Soll die Armee wirklich kriegstüchtig werden, müssen sich die Minister Lindner und Pistorius zusammenraufen. Am Geld darf das nicht scheitern.
Üben für den Verteidigungsfall – die Bundeswehr.
Für den Bundeshalt gilt, frei nach Goethe: Zum Gelde drängt, am Gelde hängt doch alles. „Ach, wir Armen!“ Und während der eine, der Finanzminister, seine Kasse verteidigt, muss der andere, der Verteidigungsminister, einen Vorstoß nach dem anderen wagen. Denn der Bundeswehr fehlt es an nahezu allem, nicht zuletzt an Soldaten. Das sind im Blick auf Aggressor Russland nicht die besten Aussichten.
Da sind Ideen Gold wert. FDP-Chef und Finanzminister Christian Lindner hat im Blick auf die Verteidigungsbereitschaft und die „Kriegstüchtigkeit“ der Bundeswehr die Reserve für sich entdeckt. Einmal für sich selbst – er ist Major der Reserve in der Luftwaffe –, darüber hinaus für die Streitkräfte insgesamt.
Die Reserve stärken, das heißt: Bürgerinnen und Bürger sollen sich parallel zum Zivilberuf freiwillig verpflichten, über einen längeren Zeitraum hinweg der Bundeswehr regelmäßig zur Verfügung zu stehen. So stellt es sich Lindner vor. Das ist eine Herausforderung.
Noch eine, und das, wo sich die Bundeswehr ohnedies über einen Mangel an Herausforderungen nicht beklagen kann. Denn die Reservisten müssen in ihren Bereichen so qualifiziert werden, dass die zivilen Arbeitgeber auch etwas davon haben. Was das wieder kostet … Nicht nur Nerven, Planung, Konzepte, sondern am Ende auch: Geld.
Der Arbeitskräftemangel ist auch ein Gegner
Lindners Vorschlag ist eine Antwort auf die Überlegung von Wehrminister Boris Pistorius, den verpflichtenden Wehrdienst neu aufzulegen. Der Finanzminister befürchtet allerdings, dass hier die Kosten angesichts des Arbeitskräftemangels in einer alternden Gesellschaft sehr hoch wären. Zu hoch. Zum Gelde drängen schon arg viele.

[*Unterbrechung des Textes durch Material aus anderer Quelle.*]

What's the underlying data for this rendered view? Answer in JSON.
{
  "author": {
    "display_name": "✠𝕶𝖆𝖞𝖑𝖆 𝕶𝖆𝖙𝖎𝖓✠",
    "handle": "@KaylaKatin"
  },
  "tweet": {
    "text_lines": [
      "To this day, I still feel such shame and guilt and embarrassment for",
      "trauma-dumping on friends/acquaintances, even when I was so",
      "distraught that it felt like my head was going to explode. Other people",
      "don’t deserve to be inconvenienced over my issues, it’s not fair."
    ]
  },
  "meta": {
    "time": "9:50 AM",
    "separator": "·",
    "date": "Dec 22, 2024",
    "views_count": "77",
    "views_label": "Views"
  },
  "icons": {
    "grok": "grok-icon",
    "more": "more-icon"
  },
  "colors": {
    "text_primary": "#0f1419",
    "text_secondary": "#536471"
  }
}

Pistorius, die Gesamtsicherheitslage im Blick, lässt dagegen derzeit prüfen, inwieweit die Wehrpflichtpraxis in skandinavischen Ländern helfen kann. In Schweden etwa werden ganze Jahrgänge angeschrieben und registriert, dann wird eine erste Auswahl getroffen, militärisch „Musterung“ genannt. Am Ende bedeutet das, dass nicht alle aus einem Jahrgang wirklich Militärdienst leisten. Und: Damit es möglichst viele tun, müssen die Anreize stimmen. Wahrscheinlich doch auch die finanziellen.
Ziemlich sicher haben lassen sich die Argumente beider Minister zusammenführen. Denn der Bundeswehr fehlen Soldaten. Und ehe die Lage endgültig prekär wird, muss im Personalbereich eigentlich alles Mögliche, jedenfalls alles Genannte, gemacht werden.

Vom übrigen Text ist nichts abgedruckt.